Solution and displacement in monolayer and multilayer binary films of SF6 and CF4 on graphite.

Abstract

Infrared reflection absorption spectroscopy is used to study the evolution of binary physisorbed films on graphite. A predeposited monolayer of SF6 is exposed to slowly increasing pressure of CF4 at constant temperature between 80 and 113 K. Shifts in the frequencies of the dominant vibrational mode of each species due to resonant dipole-dipole coupling serve as proxies for the areal density of each species in the monolayer. If the initial SF6 film is far below saturation (coexistence with bulk solid), the SF6 can be largely displaced by continuous solution of CF4. However, if the initial SF6 layer is at or near saturation, a layer of CF4 condenses on top at a well defined CF4 pressure after only 2%-3% dilution of the SF6 layer. Simultaneously, most of the dissolved CF4 is withdrawn from the SF6 layer.

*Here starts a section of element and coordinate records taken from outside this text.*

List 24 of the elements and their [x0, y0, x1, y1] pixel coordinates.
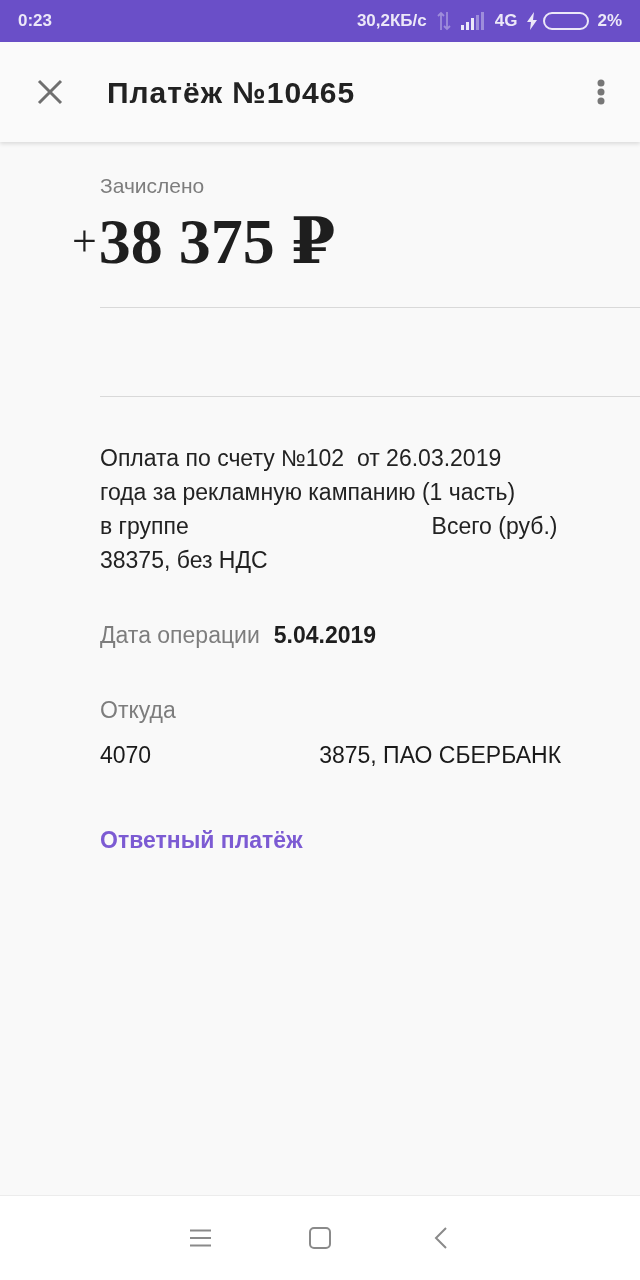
home-square-icon	[309, 1227, 331, 1249]
close-icon	[37, 79, 63, 105]
payment-purpose: Оплата по счету №102 от 26.03.2019 года за рекламную кампанию (1 часть) в группе Всего (руб.) 38375, без НДС	[100, 444, 559, 575]
data-arrows-icon	[436, 11, 451, 31]
more-options-icon	[597, 79, 605, 105]
menu-icon	[189, 1229, 211, 1247]
reply-payment-link[interactable]: Ответный платёж	[100, 825, 303, 855]
account-text: 3875, ПАО СБЕРБАНК	[319, 741, 562, 770]
credited-label: Зачислено	[100, 174, 205, 198]
charging-bolt-icon	[527, 12, 538, 30]
amount-value: 38 375 ₽	[98, 210, 336, 274]
field-label: Дата операции	[100, 621, 260, 650]
battery-icon	[543, 12, 590, 30]
page-title: Платёж №10465	[107, 74, 356, 111]
field-label: Откуда	[100, 696, 176, 725]
back-icon	[433, 1227, 447, 1249]
signal-icon	[460, 12, 485, 30]
field-value: 5.04.2019	[273, 621, 377, 650]
battery-percent: 2%	[597, 10, 622, 33]
amount-sign: +	[72, 220, 97, 264]
network-speed: 30,2КБ/с	[356, 10, 427, 33]
account-text: 4070	[100, 741, 152, 770]
network-type: 4G	[494, 10, 518, 33]
status-time: 0:23	[18, 10, 53, 33]
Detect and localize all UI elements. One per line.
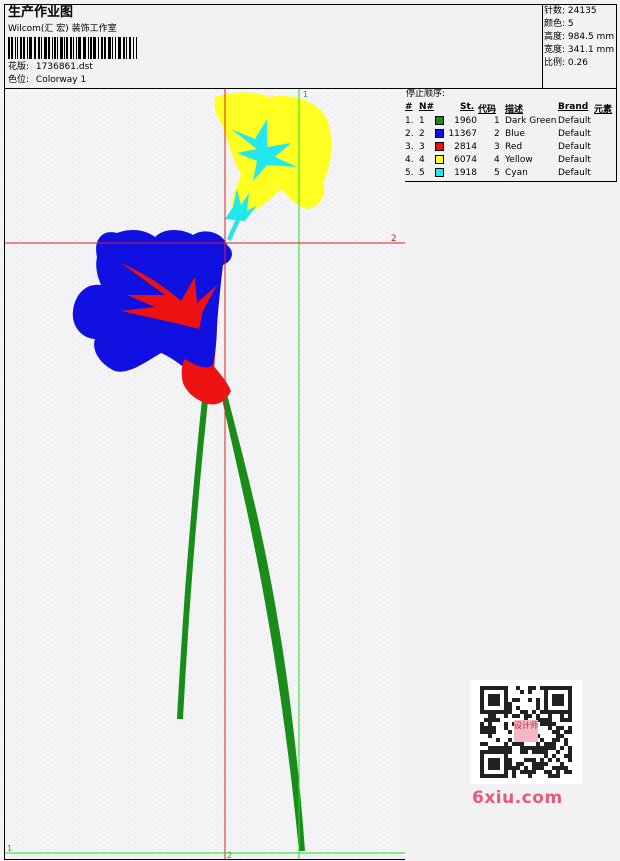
height-value: 984.5 mm xyxy=(567,32,615,42)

With further increase in CF4 pressure, the CF4 layer is compressed and additional layers condense, while the SF6 layer is again diluted. Still, the SF6 layer retains about 90% concentration until the CF4 pressure is very close to saturation, at which point the SF6 is rapidly displaced, apparently going into dilute solution in the rapidly growing CF4 multilayer. Monte Carlo simulations are used to quantitatively relate measured frequency shifts to concentrations in the binary monolayer.